First, Jon Hamm will play the super annoying archangel Gabriel, who’s only ever mentioned in the books but will become a much more central character in the show. Second, Episode 3 will give us a whole history of Crowley and Aziraphale’s relationship spanning from the Garden of Eden up until present day. Gaiman said, “You get to see how their relationship evolved and changed, how they became friends, the times they’ve fallen out. We got to go to Shakespeare’s Globe Theatre and ancient Rome, we’ve got a 1940s spy drama. We [visit] 1969 SoHo.”

And, lastly, the series might have a very different ending than the book. “If I did [the book’s] ending, then the book story would end, and you’d still have half an hour of television while people said goodbye to each other,” Gaiman explained of the creative deviation. “So I decided to reconfigure things, and now there is a plot that takes until the final second of the final episode.”

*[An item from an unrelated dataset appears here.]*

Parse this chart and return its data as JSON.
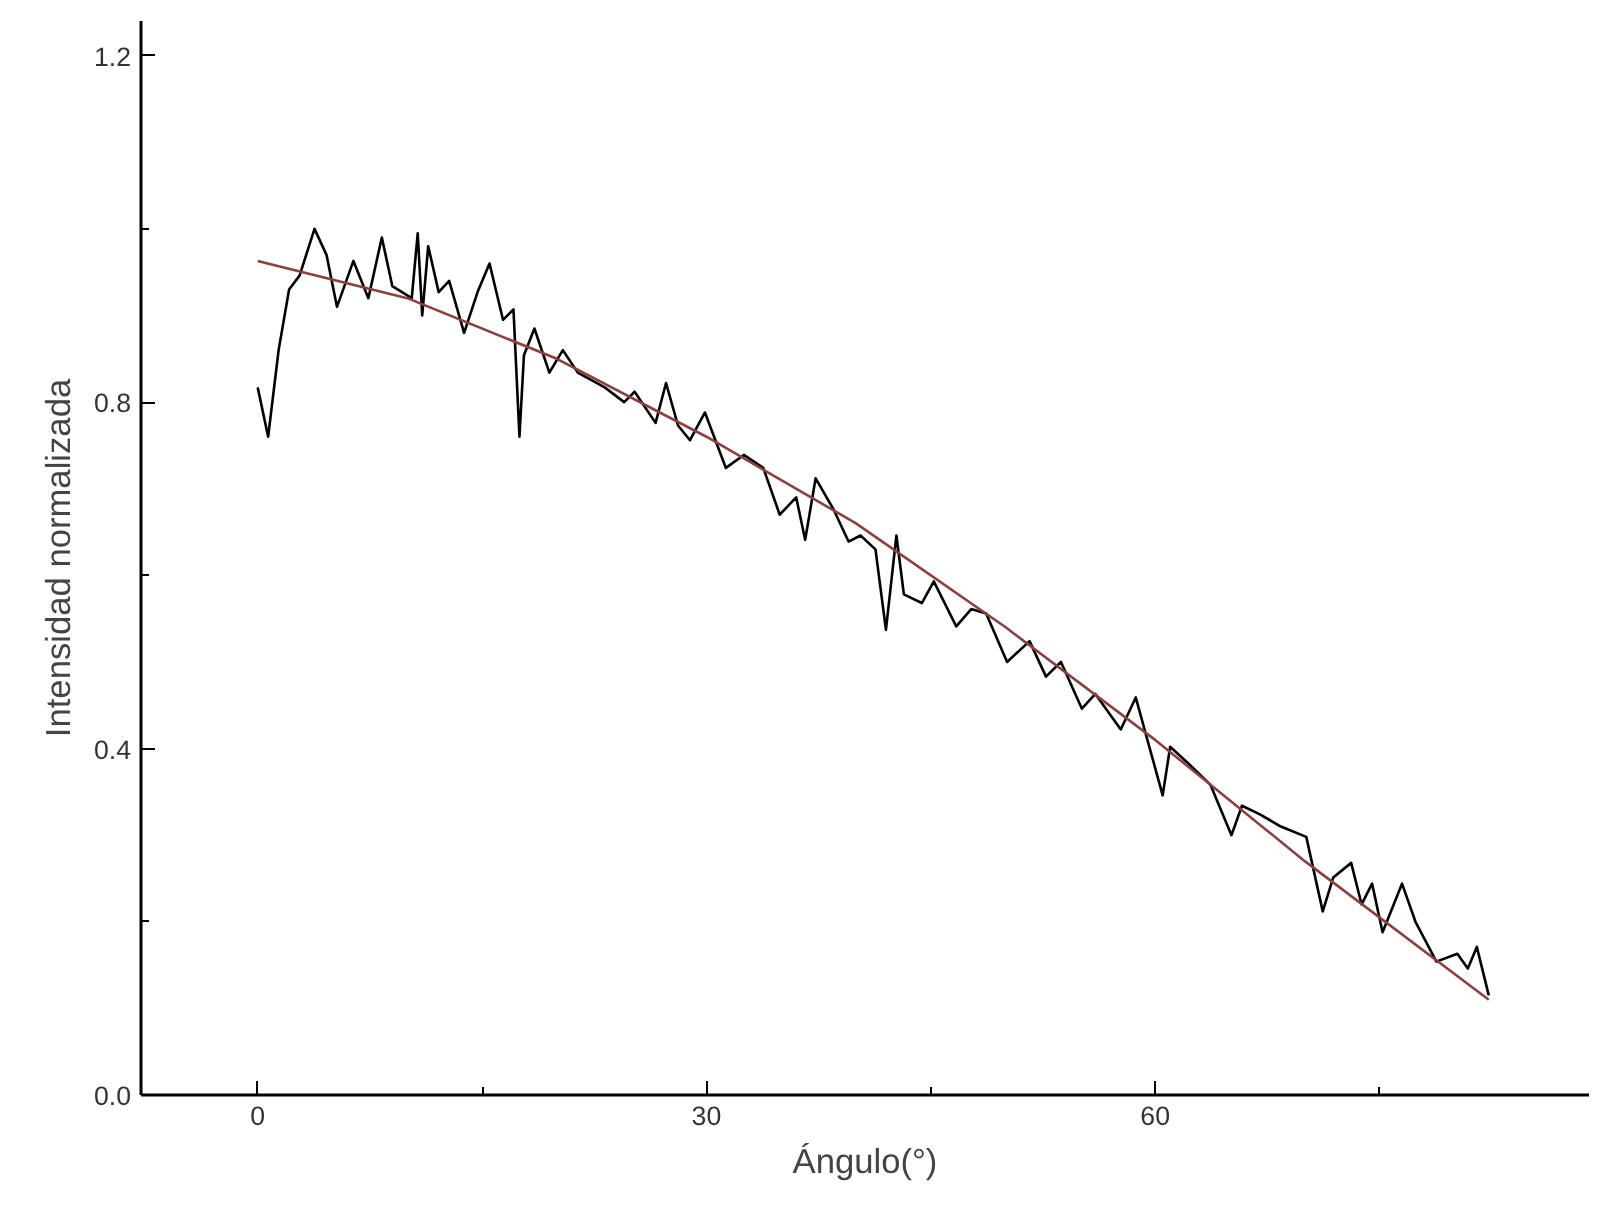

Aziraphale Himself Is a Gaiman Superfan

Good Omens

Everyone in the Good Omens cast has some sort of pre-Good Omens connection to Neil Gaiman — Tenant was heartbroken when Gaiman came to write for Doctor Who the season after he left — but Sheen is a very longstanding Gaiman fan. He devoured Gaiman’s Sandman series when he first moved to London in 1990 to start drama school. “[Sandman] changed my world, changed my life, and eventually led to [me and Neil] becoming friends, and then eventually led to me being part of this story.”

Sheen and Gaiman also share an unexpected Archie Comics connection. “Something that bonds me and Neil together is that we have daughters who are sort of obsessed with Archie and Jughead comics,” Sheen laughed. “Neil very, very kindly donated a lot of his daughter’s comics [to my daughter].”

Gaiman Thinks a Story About the End of the World Is Super Timely

Good Omens

“The Doomsday Clock is currently set at about 15 seconds to midnight,” Gaiman responded when asked why now is the right time to pen an adaptation of Good Omens. “It makes doing something that may possibly be the funniest six-hour drama about the end of the world and how we’re all going to die very appropriate for right now.”

The author has a second project at New York Comic-Con this weekend, the Starz adaptation of his 2001 novel American Gods. With its themes surrounding the magic and importance of immigrants, he’s been told it’s proven similarly prescient. “I think [it’s] partly because we live in interesting times,” he said, “and partly because sometimes it’s the function of artists and art to pick up on things that are going to happen a little bit before they do happen, and to bring them to peoples’ attention; often as a warning, often ignored.”

Good Omens will premiere on Amazon in 2019.